Si l’implémentation d’exercices physiques dans les traitements de maladies neuromusculaires constituerait une avancée dans l’accompagnement de nombreuses patientes et patients, ces thérapies ne seront jamais curatives. En parallèle de ses études sur l’apport de l’exercice physique aux thérapies de maladies neuromusculaires, Olivier Biondi s’intéresse au développement de méthodes combinatoires, à l’interface entre la génétique et les travaux de son équipe. « Nous collaborons avec le Généthon, laboratoire spécialiste des thérapies géniques créé par l’association française contre les myopathies (AFM) et situé à Évry, travaillant sur des techniques pour “rapporter” le gène sain dans les muscles de patientes et patients atteints d'une pathologie neuromusculaire génétique – muscles présentant alors un gène muté à l’origine de la maladie », raconte-t-il.

L’approche la plus prometteuse utilise des adeno-associated viruses (AAV, ou virus adéno-associés) comme vecteurs transportant des gènes sains vers les fibres musculaires ciblées. Les virus sont recombinants : ils sont produits à partir de morceaux d’ADN pour réduire voire éliminer leur toxicité envers le sujet. Cependant, il existe de nombreuses limites à cette pratique, comme le souligne Olivier Biondi : « Tout d’abord, pour toucher l’ensemble des muscles, il est aujourd’hui obligatoire de pratiquer des injections par voie intraveineuse à haute dose, c’est-à-dire d’injecter une très grande quantité de virus, pour essayer de toucher le plus de muscles possibles. Le problème est alors hépatique : le fonctionnement du foie, une véritable “éponge à virus”, est menacé. Il y a aussi un souci d’hétérogénéité : il est difficile aujourd’hui, malgré l’intraveineuse à haute dose, de cibler toutes les fibres musculaires du corps humain et dans les mêmes proportions. » 

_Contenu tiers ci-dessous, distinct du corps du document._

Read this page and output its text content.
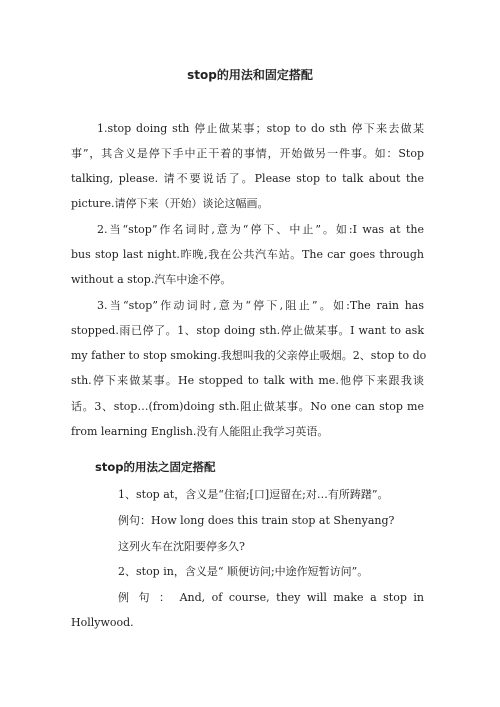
stop的用法和固定搭配
1.stop doing sth 停止做某事；stop to do sth 停下来去做某
事”，其含义是停下手中正干着的事情，开始做另一件事。如：Stop
talking, please. 请不要说话了。Please stop to talk about the
picture.请停下来（开始）谈论这幅画。
2.当“stop”作名词时,意为“停下、中止”。如:I was at the
bus stop last night.昨晚,我在公共汽车站。The car goes through
without a stop.汽车中途不停。
3.当“stop”作动词时,意为“停下,阻止”。如:The rain has
stopped.雨已停了。1、stop doing sth.停止做某事。I want to ask
my father to stop smoking.我想叫我的父亲停止吸烟。2、stop to do
sth.停下来做某事。He stopped to talk with me.他停下来跟我谈
话。3、stop…(from)doing sth.阻止做某事。No one can stop me
from learning English.没有人能阻止我学习英语。
stop的用法之固定搭配
1、stop at，含义是“住宿;[口]逗留在;对…有所踌躇”。
例句：How long does this train stop at Shenyang?
这列火车在沈阳要停多久?
2、stop in，含义是“ 顺便访问;中途作短暂访问”。
例 句 ： And, of course, they will make a stop in
Hollywood.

Le but de l’équipe d’Olivier Biondi est de trouver des méthodes d’optimisation de la pénétration des AAV au sein des muscles, ainsi que l’expression des gènes introduits, pour finalement corriger complètement la maladie et les symptômes. « Nous pensons que l’exercice physique a une grande plus-value. Nous avons la capacité, grâce à l’exercice physique, de changer les protéines à la surface des cellules musculaires, et ainsi, pourquoi pas, d’en faciliter l’accès aux AAV », entrevoit le chercheur.
 

Références :

Thomas C. et al., The effect of preexercise alkalosis on lactate/pH regulation and mitochondrial respiration following sprint-interval exercise in humans. Front. Physiol. 2023.

Chiron F. et al., Application of Vagal-mediated heart rate variability and subjective markers to optimise training prescription: An Olympic Athlete Case Report. Int J Disabil Sports Health Sci, 2021. 

El Khoury M. et al., NADPH oxidase 4 inhibition is a complementary therapeutic strategy for spinal muscular atrophy. Front. Cell. Neurosci. 2023. 

Demarie, S. et al., Pacing of Human Locomotion on Land and in Water: 1500 m Swimming vs. 5 000 m Running. Appl. Sci. 2023.